Davutoğlu, 2001'de, bu kez Türkçe olarak "Stratejik Derinlik" kitabını yazdı. Kitapta, çağdaş Türkiye Cumhuriyeti'nin kurulduğu 1923'ten bu yana ülkenin Orta Doğu ülkelerini ihmal ederek Batı ile yakın ilişkiler kurmaya yöneldiğini kaydetti.

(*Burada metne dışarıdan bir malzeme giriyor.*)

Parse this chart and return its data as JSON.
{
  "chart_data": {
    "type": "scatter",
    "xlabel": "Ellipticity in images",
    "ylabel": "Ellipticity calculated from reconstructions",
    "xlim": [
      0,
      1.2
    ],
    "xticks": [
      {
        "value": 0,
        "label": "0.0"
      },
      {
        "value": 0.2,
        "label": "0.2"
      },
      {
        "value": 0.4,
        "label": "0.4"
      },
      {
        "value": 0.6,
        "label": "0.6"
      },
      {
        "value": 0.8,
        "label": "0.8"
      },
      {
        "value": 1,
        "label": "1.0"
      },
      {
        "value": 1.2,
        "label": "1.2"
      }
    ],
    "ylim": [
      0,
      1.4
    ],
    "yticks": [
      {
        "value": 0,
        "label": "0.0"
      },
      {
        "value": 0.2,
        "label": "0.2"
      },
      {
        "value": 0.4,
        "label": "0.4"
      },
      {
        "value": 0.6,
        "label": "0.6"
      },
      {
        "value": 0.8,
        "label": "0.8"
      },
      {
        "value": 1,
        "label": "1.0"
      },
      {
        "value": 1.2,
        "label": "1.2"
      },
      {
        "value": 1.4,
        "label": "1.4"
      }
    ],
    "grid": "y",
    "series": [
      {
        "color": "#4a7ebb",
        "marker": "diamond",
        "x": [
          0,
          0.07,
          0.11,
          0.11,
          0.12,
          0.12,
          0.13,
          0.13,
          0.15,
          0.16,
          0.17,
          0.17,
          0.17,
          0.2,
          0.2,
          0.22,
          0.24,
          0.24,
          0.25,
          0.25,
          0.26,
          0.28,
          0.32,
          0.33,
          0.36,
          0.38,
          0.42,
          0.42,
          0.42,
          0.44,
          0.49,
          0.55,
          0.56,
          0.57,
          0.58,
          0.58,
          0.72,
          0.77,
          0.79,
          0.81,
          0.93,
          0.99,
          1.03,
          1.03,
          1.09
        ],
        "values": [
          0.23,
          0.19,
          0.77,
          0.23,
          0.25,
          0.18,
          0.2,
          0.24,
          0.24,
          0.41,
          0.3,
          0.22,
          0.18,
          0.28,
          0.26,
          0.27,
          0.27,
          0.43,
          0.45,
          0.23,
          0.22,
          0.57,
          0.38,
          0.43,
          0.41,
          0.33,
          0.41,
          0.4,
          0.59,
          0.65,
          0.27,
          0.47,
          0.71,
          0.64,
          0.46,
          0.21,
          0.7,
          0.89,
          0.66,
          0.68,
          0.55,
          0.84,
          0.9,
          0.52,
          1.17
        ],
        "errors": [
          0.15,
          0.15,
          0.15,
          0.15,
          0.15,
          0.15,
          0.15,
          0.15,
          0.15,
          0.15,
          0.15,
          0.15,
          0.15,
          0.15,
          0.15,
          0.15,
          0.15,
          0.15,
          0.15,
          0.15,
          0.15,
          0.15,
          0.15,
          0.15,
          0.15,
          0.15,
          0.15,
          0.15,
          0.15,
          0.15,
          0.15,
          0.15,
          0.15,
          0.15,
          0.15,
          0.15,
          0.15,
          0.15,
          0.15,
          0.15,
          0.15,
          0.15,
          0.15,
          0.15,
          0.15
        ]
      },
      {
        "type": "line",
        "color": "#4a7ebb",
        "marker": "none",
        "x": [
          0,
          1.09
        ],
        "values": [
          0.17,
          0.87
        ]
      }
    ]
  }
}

2003-2005 döneminde Türkiye'nin diğer Müslüman ülkelerle ilişkilerinde büyük bir ilerleme yaşandı. Türkiye, İslam Konferansı Örgütüne büyük önem vererek 2004'te Örgütün Genel Sekreterliğine bir Türk'ü, Ekmeleddin İhsanoğlu'nu seçtirmek için aktif bir lobi çalışması yürüttü. AK Partinin iç ve dış politikada en büyük önceliği yine de Ekim 2005'te Türkiye'nin AB ile üyelik müzakerelerini başlatmak oldu.
Ancak müzakerelerin resmen başlamasının ardından Partinin AB üyeliği hevesi birden azaldı. Türkiye'nin üyelik ihtimali, AB içinde muhalefet yaratmasının yanı sıra AK Partinin de üyeliğin tam olarak neler gerektirdiğini anlamasını sağladı ki buna millî egemenliğin önemli ölçüde kaybedilmesi de dâhildi. AK Partinin AB'yi hedefleyen iç reform programı neredeyse durma noktasına geldi ve Türk dış politikasının odağı, zaten başlamış olan Orta Doğu ülkeleriyle ilişkileri güçlendirme sürecine kaydı. İlk başlarda ülkenin Batı yanlısı laik seçkinleri buna endişeyle baksa da ülkenin büyük çoğunluğu AK Partinin Orta Doğu hedefini, millî gururun geri kazanımı olarak görüp destekledi.
AK Partinin Orta Doğu'ya karşı tarihî sorumluluk duygusu, ABD'nin 2003 Irak işgaliyle arttı. Parti yetkilileri açıklama ve yazılarında, Orta Doğu'nun Osmanlı yönetimindeyken barış ve toplumsal birlik içinde olduğundan, Batı'nın ise kaos ve kıyıma yol açtığından bahsetmeye başladılar ve Türkiye'nin Orta Doğu ülkelerinin sorunlarını kendilerinin çözmesine yardımcı olmada önemli bir rol oynaması gerektiği sonucuna vardılar.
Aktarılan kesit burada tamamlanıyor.